[A scene from popular Italy (La Spezia 2017). Foto Rb]
Marco Balzano, L'ultimo arrivato. Palermo,
Sellerio, 2014
Avevamo
recensito un romanzo precedente di Balzano, Pronti
a tutte le partenze, che preannunciava la presenza significativa della
tematica sociale all’interno di una storia che evidenzia le particolarità
caratteriali e psicologiche dei personaggi.

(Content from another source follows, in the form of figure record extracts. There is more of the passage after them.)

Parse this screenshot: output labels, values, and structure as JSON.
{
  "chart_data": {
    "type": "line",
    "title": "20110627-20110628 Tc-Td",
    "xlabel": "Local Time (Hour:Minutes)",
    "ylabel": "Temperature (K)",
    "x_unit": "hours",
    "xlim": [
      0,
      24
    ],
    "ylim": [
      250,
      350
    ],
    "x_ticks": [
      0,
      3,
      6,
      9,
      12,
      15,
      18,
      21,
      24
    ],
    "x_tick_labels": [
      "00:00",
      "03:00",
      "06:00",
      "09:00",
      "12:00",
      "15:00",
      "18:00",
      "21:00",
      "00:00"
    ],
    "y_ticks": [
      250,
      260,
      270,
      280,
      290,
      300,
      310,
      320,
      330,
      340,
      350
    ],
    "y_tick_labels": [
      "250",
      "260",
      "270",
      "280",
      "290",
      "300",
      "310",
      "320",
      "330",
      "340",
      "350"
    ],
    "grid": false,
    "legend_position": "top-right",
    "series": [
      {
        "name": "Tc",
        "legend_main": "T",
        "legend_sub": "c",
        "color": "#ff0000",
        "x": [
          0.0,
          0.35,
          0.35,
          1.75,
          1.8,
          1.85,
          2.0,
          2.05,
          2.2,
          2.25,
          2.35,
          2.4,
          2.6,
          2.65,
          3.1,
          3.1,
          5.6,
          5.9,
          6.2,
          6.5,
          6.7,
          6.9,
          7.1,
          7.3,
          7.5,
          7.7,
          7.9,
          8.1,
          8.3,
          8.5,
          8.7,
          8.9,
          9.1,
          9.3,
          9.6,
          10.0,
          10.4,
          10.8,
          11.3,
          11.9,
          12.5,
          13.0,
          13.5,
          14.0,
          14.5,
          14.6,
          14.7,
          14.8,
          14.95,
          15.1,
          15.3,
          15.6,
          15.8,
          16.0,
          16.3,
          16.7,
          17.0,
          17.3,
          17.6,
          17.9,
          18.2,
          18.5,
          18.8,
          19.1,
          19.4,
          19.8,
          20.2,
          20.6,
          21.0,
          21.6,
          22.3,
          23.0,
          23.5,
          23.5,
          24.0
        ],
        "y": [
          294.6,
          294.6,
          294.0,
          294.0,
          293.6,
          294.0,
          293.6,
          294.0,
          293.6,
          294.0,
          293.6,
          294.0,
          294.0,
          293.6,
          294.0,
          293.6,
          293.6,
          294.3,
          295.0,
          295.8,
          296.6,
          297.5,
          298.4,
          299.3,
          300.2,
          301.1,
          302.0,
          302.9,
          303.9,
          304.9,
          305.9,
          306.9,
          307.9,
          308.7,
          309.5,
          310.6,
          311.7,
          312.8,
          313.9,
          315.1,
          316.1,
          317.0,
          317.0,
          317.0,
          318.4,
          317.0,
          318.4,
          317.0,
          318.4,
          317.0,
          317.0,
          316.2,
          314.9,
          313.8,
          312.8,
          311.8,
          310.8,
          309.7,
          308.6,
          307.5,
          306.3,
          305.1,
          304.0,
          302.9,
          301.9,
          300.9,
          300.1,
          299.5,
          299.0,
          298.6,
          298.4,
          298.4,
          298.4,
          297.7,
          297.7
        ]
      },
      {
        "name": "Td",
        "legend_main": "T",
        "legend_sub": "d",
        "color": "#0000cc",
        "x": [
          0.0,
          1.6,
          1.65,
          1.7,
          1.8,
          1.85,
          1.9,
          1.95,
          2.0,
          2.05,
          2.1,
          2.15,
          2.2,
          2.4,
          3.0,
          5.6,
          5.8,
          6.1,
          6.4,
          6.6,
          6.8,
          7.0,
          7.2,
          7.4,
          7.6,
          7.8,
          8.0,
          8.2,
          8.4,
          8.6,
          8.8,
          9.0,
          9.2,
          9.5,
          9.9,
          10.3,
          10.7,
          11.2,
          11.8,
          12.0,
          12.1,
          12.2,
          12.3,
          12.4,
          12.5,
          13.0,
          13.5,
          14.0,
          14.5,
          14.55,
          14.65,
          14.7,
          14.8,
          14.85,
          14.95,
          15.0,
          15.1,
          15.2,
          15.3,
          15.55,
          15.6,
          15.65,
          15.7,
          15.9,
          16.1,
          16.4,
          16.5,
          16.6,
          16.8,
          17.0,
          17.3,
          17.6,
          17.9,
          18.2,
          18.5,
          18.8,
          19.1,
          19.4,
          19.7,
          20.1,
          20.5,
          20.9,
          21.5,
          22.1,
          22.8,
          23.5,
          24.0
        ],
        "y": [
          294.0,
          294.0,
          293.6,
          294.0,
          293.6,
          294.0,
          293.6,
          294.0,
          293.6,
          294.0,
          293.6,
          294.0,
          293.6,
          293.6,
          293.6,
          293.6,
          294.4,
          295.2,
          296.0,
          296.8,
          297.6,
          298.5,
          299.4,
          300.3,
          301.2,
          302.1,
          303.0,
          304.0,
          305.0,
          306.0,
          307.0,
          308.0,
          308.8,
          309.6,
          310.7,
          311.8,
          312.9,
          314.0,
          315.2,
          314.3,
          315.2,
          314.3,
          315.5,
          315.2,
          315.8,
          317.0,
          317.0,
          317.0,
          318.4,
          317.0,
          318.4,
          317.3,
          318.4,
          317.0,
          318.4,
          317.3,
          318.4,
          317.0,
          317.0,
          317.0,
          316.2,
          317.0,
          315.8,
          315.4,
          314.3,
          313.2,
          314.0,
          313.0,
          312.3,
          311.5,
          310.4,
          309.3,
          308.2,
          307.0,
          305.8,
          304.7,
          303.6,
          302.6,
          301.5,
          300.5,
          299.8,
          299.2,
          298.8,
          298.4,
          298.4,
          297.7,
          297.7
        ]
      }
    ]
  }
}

In L’ultimo arrivato, questa miscela si
esprime tramite una narrazione in prima persona che copre l’arco di una vita a
partire dalla fine degli anni Cinquanta, quando il protagonista emigra dalla
Sicilia, da una situazione di emarginazione anche se non di povertà cieca, per
recarsi nel Nord all’età di quindici anni, compiendo esperienze che dovrebbero
essere più quelle di un adulto che di un adolescente così giovane.
Al lavoro
manuale, accompagnato dal soggiorno in alloggi precari, si assomma la crescita
personale, concretizzatasi nelle amicizie con persone di età superiore alla sua
e nella conoscenza carnale e sentimentale sfociata in un matrimonio precoce e
duraturo.
Il tono è
inizialmente arguto, stabilizzandosi più oltre su una maggiore sobrietà.
Una nota
dell’autore spiega in appendice che voleva appunto occuparsi dell’“emigrazione
infantile […] ancora consistente nel periodo compreso tra il 1959 e il 1962” e
che vedeva una “svolta […] a quindici anni, quando molti di loro riescono ad
entrare in fabbrica come operai” (p. 203). Da sue interviste con “una
quindicina di persone” (p. 204), Balzano ha ricavato la storia esemplare che
racconta.
La
prospettiva è quella di una rivisitazione del miracolo economico dal lato di
chi ne ha sofferto, emancipandosi al contempo. Da ricordare in un’Italia che
non sempre ospita gli immigranti odierni.